AHRQ Views: Blog posts from AHRQ leaders
New Decision Aids Support Shared Decisionmaking for Lung Cancer Screening
By Richard Ricciardi, Ph.D., N.P., Senior Nursing Advisor for AHRQ, and Monique D. Cohen, Ph.D., M.P.H., Health Scientist Administrator, AHRQ Center for Evidence and Practice Improvement
While smoking rates continue to decline, tobacco remains among the nation’s most pernicious health threats. About 17 percent of adults—40 million Americans—are smokers, according to Federal estimates. Each year, 150,000 people die from lung cancer.
For some adults, annual lung cancer screening could lead to an early diagnosis and life-saving treatment. The decision can be difficult, however; lung cancer screening carries potential harms as well as benefits. Helping to navigate these complexities is why AHRQ developed a new suite of tools to assist clinicians and patients make informed decisions about lung cancer screening.

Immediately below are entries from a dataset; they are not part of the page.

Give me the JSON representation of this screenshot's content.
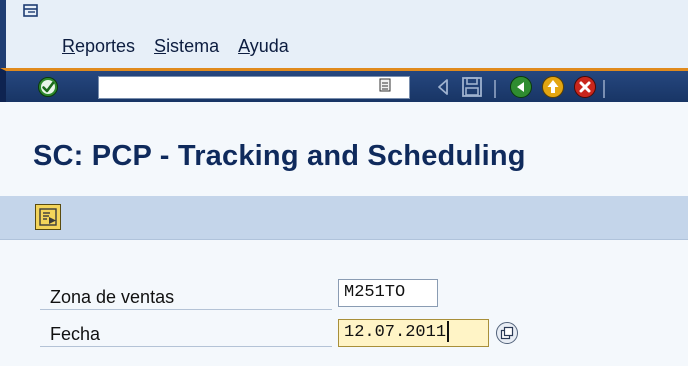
{
  "menu": {
    "items": [
      {
        "mnemonic": "R",
        "rest": "eportes"
      },
      {
        "mnemonic": "S",
        "rest": "istema"
      },
      {
        "mnemonic": "A",
        "rest": "yuda"
      }
    ]
  },
  "toolbar": {
    "command_field_value": "",
    "icons": [
      "enter-icon",
      "dropdown-icon",
      "back-arrow-icon",
      "save-icon",
      "back-icon",
      "exit-icon",
      "cancel-icon"
    ]
  },
  "page": {
    "title": "SC: PCP - Tracking and Scheduling"
  },
  "app_toolbar": {
    "icons": [
      "execute-icon"
    ]
  },
  "form": {
    "sales_zone_label": "Zona de ventas",
    "sales_zone_value": "M251TO",
    "date_label": "Fecha",
    "date_value": "12.07.2011"
  },
  "colors": {
    "menu_bg": "#e7eff8",
    "toolbar_bg": "#26477f",
    "toolbar_accent": "#e08a1d",
    "app_toolbar_bg": "#c4d5ea",
    "focused_field_bg": "#fff4c6",
    "title_color": "#0f2a5c"
  }
}
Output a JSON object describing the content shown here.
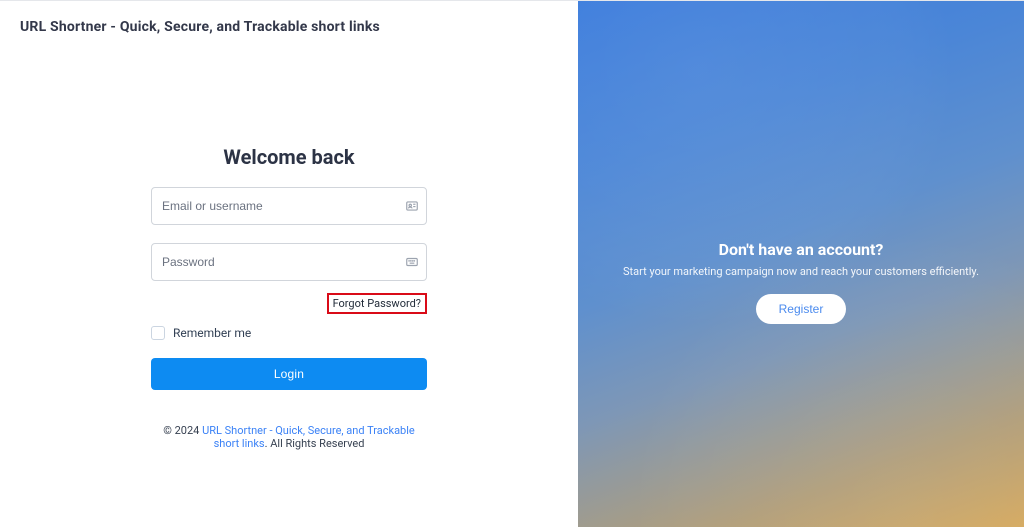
{
  "brand": {
    "title": "URL Shortner - Quick, Secure, and Trackable short links"
  },
  "login": {
    "heading": "Welcome back",
    "email_placeholder": "Email or username",
    "password_placeholder": "Password",
    "forgot_label": "Forgot Password?",
    "remember_label": "Remember me",
    "submit_label": "Login"
  },
  "footer": {
    "prefix": "© 2024 ",
    "link_text": "URL Shortner - Quick, Secure, and Trackable short links",
    "suffix": ". All Rights Reserved"
  },
  "promo": {
    "heading": "Don't have an account?",
    "subtext": "Start your marketing campaign now and reach your customers efficiently.",
    "register_label": "Register"
  }
}
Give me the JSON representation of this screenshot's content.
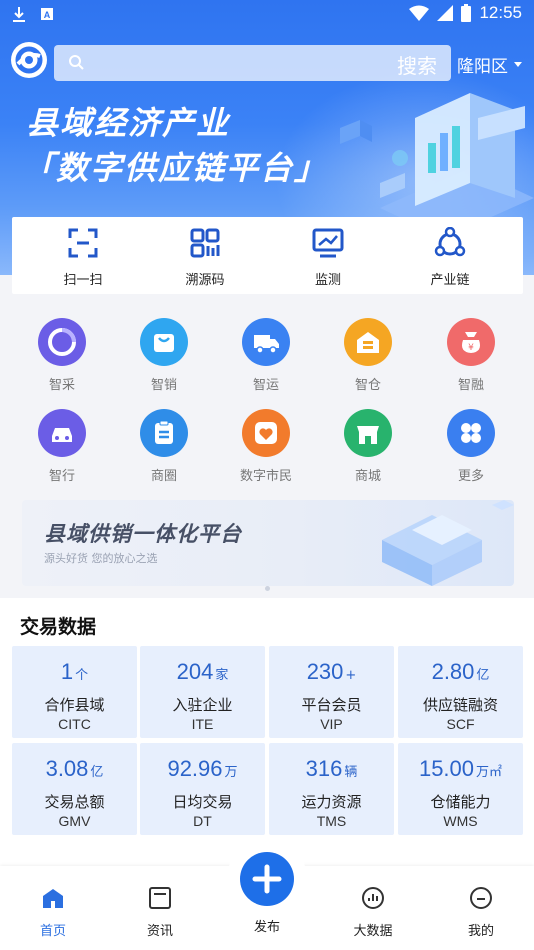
{
  "status_bar": {
    "time": "12:55"
  },
  "header": {
    "search_button": "搜索",
    "search_placeholder": "",
    "region": "隆阳区"
  },
  "banner": {
    "line1": "县域经济产业",
    "line2": "「数字供应链平台」"
  },
  "tools": [
    {
      "label": "扫一扫",
      "icon": "scan-icon"
    },
    {
      "label": "溯源码",
      "icon": "qr-code-icon"
    },
    {
      "label": "监测",
      "icon": "monitor-icon"
    },
    {
      "label": "产业链",
      "icon": "network-icon"
    }
  ],
  "grid": [
    {
      "label": "智采",
      "icon": "procure-icon",
      "color": "#6b5de6"
    },
    {
      "label": "智销",
      "icon": "shopping-bag-icon",
      "color": "#2fa6f0"
    },
    {
      "label": "智运",
      "icon": "truck-icon",
      "color": "#3a82f2"
    },
    {
      "label": "智仓",
      "icon": "warehouse-icon",
      "color": "#f5a623"
    },
    {
      "label": "智融",
      "icon": "money-bag-icon",
      "color": "#f06a6a"
    },
    {
      "label": "智行",
      "icon": "car-icon",
      "color": "#6b5de6"
    },
    {
      "label": "商圈",
      "icon": "clipboard-icon",
      "color": "#2f8de8"
    },
    {
      "label": "数字市民",
      "icon": "heart-icon",
      "color": "#f27b2c"
    },
    {
      "label": "商城",
      "icon": "store-icon",
      "color": "#28b36d"
    },
    {
      "label": "更多",
      "icon": "more-grid-icon",
      "color": "#3a7ff0"
    }
  ],
  "promo": {
    "title": "县域供销一体化平台",
    "subtitle": "源头好货 您的放心之选"
  },
  "trade": {
    "title": "交易数据",
    "cards": [
      {
        "value": "1",
        "unit": "个",
        "name": "合作县域",
        "code": "CITC"
      },
      {
        "value": "204",
        "unit": "家",
        "name": "入驻企业",
        "code": "ITE"
      },
      {
        "value": "230",
        "unit": "+",
        "name": "平台会员",
        "code": "VIP"
      },
      {
        "value": "2.80",
        "unit": "亿",
        "name": "供应链融资",
        "code": "SCF"
      },
      {
        "value": "3.08",
        "unit": "亿",
        "name": "交易总额",
        "code": "GMV"
      },
      {
        "value": "92.96",
        "unit": "万",
        "name": "日均交易",
        "code": "DT"
      },
      {
        "value": "316",
        "unit": "辆",
        "name": "运力资源",
        "code": "TMS"
      },
      {
        "value": "15.00",
        "unit": "万㎡",
        "name": "仓储能力",
        "code": "WMS"
      }
    ]
  },
  "nav": {
    "home": "首页",
    "news": "资讯",
    "publish": "发布",
    "bigdata": "大数据",
    "mine": "我的"
  },
  "colors": {
    "brand": "#2f74f0",
    "card_bg": "#e7effd",
    "value_text": "#2b63c9"
  }
}
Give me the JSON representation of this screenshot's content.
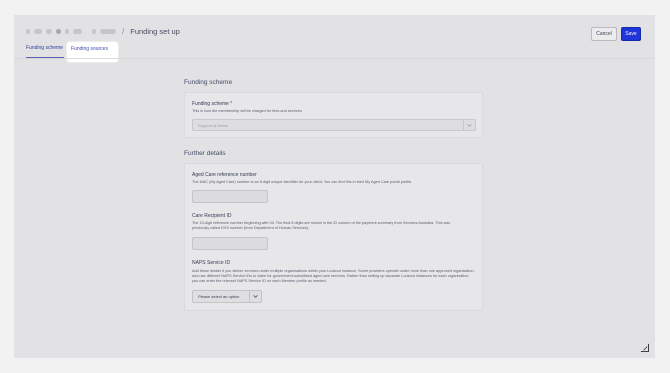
{
  "header": {
    "title": "Funding set up",
    "cancel_label": "Cancel",
    "save_label": "Save"
  },
  "tabs": [
    {
      "label": "Funding scheme"
    },
    {
      "label": "Funding sources"
    }
  ],
  "sections": {
    "funding_scheme": {
      "title": "Funding scheme",
      "field_label": "Funding scheme",
      "required_mark": "*",
      "help": "This is how the membership will be charged for fees and services",
      "select_placeholder": "Support at Home"
    },
    "further_details": {
      "title": "Further details",
      "aged_care": {
        "label": "Aged Care reference number",
        "help": "The MAC (My Aged Care) number is an 8-digit unique identifier for your client. You can find this in their My Aged Care portal profile.",
        "value": ""
      },
      "care_recipient": {
        "label": "Care Recipient ID",
        "help": "The 10-digit reference number beginning with 04. The final 8 digits are shown in the ID column of the payment summary from Services Australia. This was previously called DVS number (from Department of Human Services).",
        "value": ""
      },
      "naps": {
        "label": "NAPS Service ID",
        "help": "Add these details if you deliver services under multiple organisations within your Lookout instance. Some providers operate under more than one approved organisation and use different NAPS Service IDs to claim for government-subsidised aged care services. Rather than setting up separate Lookout instances for each organisation, you can enter the relevant NAPS Service ID on each Member profile as needed.",
        "select_value": "Please select an option"
      }
    }
  },
  "icons": {
    "chevron": "chevron-down-icon",
    "resize": "resize-handle-icon"
  },
  "colors": {
    "primary": "#1f35d9",
    "tab_active": "#3e4cae"
  }
}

AHRQ's tools are aimed at a specific audience—adults aged 55 to 80 years who have smoked the equivalent of one pack a day for at least 30 years and who continue to smoke or who have quit less than 15 years ago. These decision aids are based in part upon U.S. Preventive Services Task Force recommendations, which were developed through a systematic review and consideration of current evidence for lung cancer screening.
AHRQ's new tools help simplify conversations and decisionmaking among patients and primary care clinicians about low-dose computed tomography (LDCT), the only endorsed screening strategy for lung cancer:
- For patients: Is Lung Cancer Screening Right for Me? A Decision Aid for People Considering Lung Cancer Screening With Low-Dose Computed Tomography.
- For patients and their health care professionals: Is Lung Cancer Screening Right for Me? A Decisionmaking Tool for You and Your Health Care Professional.
- For primary care clinicians: Lung Cancer Screening: A Summary Guide for Primary Care Clinicians and Lung Cancer Screening: A Clinician’s Checklist.
Patients can use these tools effectively to learn the facts about lung cancer, compare the benefits and harms of screening with LDCT, evaluate how their own values relate to screening, and learn about insurance coverage.
Primary care teams, including physicians, physician assistants, nurse practitioners, and clinical nurse specialists, may use the summary guide and checklist to help them meet the Centers for Medicare & Medicaid Services criteria for lung cancer screening counseling and shared decisionmaking. In addition, registered nurses working on primary care teams are well positioned to help educate patients about lung cancer screening and facilitate the patient’s use of AHRQ's decisionmaking tools.
The tools provide important context for clinician-patient interactions. Patients should understand, for example, that screening is not a substitute for quitting smoking; the most important way to lower the chance of dying from lung cancer is to stop smoking. The tools also emphasize that screening is a process; an abnormal LDCT scan does not necessarily mean cancer but may call for additional testing to determine a diagnosis. In addition, while screening may carry risks (such as false positives, which can lead to unneeded treatment), LDCT, through early detection of cancer, may help avoid diagnosis at an advanced stage when treatment is much less effective. About 9 out of every 10 people with lung cancer die from the disease because it is found after it has spread.
AHRQ's lung cancer screening tools add to the suite of decision aids from AHRQ's Effective Health Care Program. Previously developed tools are available to help clinicians and patients work together to make informed treatment decisions about urinary incontinence in women, osteoporosis in post-menopausal women, and localized prostate cancer in men.
With this inventory of products, AHRQ underscores its ongoing commitment to evidence and meaningful collaborations between patients and their health care team of physicians, nurses, and physician assistants. It's a combination that increases the odds for better care—and, in some cases, can save a life.